更にはキラ君が父子家庭であることも大きく関係していた。
それがキラ君出産時に、母親が自分の命に代えても彼を産んでくれた事実だった。
母が命と引き換えに、そして父が安定と引き換えに繋いでくれた この命。
だけど その命は1年後には消えようとしている。
その無力さと無償の愛に応えられない情けなさでキラ君は心境の整理が出来ない。
それを救うのはニノン。
いや、ニノンが聞いたキラ君の父親の言葉。
まさか『2巻』のキラ父との初対面が伏線になっているのは予想外!
本当に素晴らしい構成です。
高校生の恋愛だけじゃなく、親子愛まで しっかり描いてくるとは…。
そして拾った猫の飼い主として名乗り出るのが矢部(やべ)。
猫をキッカケに矢部はキラ君と話す機会を得る。
直接的な距離間は縮まらないが、
猫の受け渡しの際にキラ邸を生で訪問出来たり(グーグルマップでは調査済み…)、
写真を撮ったりと矢部のストーカー心は満たされた模様。
更にはニノンとも2人きりの時間を得て、
ニノンに自己肯定してもらい、彼もまた虚飾を脱ぎ始めかけているように思う。
偽りのキラ君を信奉したために、自分を偽り始めた矢部。
当初こそ、偽りを脱ぎ捨てたキラ君に対し怒り心頭に発していたが、
彼もまた ありのままの自分を愛せるところまで戻ってこれた。
この友情(を一部超えた愛情)がどんな結末を見せるのかも楽しみである。
2人を取り結ぼうとするニノンが、キラ君の嫉妬心に火を付けてしまう流れも自然だ。
自分の認めた人には とことん警戒心が低いニノンに矢部が変なことをしなきゃいいですが。

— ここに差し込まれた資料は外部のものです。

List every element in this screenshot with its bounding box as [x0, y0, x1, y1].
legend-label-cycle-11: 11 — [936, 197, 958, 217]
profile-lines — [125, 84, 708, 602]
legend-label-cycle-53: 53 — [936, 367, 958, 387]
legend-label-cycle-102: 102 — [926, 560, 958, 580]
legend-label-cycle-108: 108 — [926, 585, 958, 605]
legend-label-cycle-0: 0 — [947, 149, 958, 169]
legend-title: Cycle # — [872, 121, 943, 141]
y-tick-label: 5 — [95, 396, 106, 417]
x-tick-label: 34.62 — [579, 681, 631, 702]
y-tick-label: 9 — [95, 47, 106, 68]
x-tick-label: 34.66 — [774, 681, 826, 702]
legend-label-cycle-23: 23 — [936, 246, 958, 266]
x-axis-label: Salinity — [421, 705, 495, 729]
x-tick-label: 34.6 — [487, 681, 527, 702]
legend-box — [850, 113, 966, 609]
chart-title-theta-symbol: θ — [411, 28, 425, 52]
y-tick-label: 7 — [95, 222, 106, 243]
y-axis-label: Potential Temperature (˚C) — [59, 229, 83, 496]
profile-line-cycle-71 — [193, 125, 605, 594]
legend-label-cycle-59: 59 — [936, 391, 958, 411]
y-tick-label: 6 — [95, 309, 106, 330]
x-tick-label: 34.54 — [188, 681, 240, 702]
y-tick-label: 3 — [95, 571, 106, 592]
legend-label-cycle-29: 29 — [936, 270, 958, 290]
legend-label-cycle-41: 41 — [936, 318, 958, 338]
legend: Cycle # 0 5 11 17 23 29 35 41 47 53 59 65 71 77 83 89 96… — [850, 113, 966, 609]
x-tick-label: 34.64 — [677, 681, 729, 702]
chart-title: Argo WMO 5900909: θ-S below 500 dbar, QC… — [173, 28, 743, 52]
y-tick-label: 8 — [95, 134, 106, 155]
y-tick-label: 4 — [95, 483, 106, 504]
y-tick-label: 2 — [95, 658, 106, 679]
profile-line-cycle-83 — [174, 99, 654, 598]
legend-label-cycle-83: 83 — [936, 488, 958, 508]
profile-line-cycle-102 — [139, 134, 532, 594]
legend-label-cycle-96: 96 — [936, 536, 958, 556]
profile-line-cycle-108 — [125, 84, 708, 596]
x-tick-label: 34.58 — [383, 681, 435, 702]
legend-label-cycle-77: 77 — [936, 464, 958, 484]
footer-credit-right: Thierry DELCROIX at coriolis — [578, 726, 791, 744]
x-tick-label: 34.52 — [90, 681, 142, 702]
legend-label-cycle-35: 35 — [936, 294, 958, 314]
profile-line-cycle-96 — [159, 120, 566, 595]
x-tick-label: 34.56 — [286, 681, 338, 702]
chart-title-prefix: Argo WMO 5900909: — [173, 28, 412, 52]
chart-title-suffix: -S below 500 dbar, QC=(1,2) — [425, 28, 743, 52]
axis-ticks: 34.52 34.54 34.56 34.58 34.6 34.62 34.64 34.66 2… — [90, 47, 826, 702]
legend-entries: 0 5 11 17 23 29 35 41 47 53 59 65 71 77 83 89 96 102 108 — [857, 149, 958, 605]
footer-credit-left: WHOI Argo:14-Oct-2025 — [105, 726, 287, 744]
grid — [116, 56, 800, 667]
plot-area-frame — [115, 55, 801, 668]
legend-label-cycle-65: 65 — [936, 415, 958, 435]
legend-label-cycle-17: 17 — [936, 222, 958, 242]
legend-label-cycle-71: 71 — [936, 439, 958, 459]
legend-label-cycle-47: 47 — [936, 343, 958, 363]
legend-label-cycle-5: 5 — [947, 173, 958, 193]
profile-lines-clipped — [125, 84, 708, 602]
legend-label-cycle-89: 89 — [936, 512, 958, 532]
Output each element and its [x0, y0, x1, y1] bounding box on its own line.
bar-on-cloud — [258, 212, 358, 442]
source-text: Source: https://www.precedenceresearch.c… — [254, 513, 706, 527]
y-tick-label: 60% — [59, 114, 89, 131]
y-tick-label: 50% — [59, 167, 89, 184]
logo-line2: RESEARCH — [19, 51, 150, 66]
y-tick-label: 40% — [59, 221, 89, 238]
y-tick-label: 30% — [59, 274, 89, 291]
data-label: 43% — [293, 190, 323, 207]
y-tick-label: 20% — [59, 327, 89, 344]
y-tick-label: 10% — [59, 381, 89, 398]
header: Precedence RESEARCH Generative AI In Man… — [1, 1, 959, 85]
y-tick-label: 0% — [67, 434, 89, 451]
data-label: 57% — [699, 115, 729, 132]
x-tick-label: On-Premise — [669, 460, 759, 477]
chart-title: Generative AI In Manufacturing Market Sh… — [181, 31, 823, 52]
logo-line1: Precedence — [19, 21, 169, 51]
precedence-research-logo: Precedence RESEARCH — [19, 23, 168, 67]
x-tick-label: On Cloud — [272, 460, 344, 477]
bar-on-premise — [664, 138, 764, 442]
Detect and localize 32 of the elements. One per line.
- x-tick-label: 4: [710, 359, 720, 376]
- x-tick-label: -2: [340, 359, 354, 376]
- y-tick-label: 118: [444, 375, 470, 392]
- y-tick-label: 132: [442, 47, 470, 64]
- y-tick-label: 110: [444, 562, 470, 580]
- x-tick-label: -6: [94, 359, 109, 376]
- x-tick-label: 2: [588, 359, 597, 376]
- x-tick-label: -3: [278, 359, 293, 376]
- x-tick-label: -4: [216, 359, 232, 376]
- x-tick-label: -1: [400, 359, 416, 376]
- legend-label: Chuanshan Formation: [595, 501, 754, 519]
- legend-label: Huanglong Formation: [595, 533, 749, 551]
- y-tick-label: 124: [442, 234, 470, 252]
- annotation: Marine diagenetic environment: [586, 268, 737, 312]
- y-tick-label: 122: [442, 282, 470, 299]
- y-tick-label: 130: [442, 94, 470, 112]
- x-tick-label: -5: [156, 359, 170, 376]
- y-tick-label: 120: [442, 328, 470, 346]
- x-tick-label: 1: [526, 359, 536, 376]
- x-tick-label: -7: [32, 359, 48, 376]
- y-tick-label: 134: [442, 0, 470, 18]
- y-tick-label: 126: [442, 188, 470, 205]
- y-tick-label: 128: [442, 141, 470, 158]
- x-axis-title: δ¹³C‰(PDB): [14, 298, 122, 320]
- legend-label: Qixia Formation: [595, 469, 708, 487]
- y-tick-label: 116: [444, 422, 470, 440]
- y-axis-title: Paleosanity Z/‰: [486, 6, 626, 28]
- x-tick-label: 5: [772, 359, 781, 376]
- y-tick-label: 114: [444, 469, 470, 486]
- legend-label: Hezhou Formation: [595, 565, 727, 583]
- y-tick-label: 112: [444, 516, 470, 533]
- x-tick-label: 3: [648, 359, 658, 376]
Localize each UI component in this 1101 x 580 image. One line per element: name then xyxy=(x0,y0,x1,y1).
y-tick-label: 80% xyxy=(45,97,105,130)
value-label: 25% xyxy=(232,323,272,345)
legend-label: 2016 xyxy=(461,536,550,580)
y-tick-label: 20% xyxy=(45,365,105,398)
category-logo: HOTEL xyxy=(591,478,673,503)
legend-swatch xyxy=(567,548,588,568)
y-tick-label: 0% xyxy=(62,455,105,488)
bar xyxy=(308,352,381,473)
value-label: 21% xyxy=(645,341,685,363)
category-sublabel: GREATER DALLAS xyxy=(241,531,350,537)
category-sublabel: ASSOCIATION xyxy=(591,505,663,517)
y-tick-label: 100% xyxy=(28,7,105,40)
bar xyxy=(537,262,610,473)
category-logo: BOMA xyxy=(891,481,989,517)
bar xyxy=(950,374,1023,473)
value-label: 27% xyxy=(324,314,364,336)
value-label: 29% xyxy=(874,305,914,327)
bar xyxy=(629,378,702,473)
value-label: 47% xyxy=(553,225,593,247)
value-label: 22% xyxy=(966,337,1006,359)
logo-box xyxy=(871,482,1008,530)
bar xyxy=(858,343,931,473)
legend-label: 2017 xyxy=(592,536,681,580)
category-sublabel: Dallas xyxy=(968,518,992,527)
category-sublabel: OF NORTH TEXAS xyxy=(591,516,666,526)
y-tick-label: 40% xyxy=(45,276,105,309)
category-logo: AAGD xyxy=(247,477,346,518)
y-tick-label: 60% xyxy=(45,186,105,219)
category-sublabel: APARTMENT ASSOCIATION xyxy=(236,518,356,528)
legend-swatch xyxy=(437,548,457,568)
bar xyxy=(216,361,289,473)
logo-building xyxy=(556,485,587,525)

ちなみにニノンの誕生日プレゼントのために、バイトをして自分でお金を稼ぐことにしたキラ君。
人生初バイトだろうか。
確かに競馬で当てた金(馬券の購入は20歳になってから☆)じゃ 体裁が悪い。
こういう普通の男の子の、普通の青春も彼には必要だろう。
彼がニノンに何を用意したのかが分かるのは次巻(のはず)。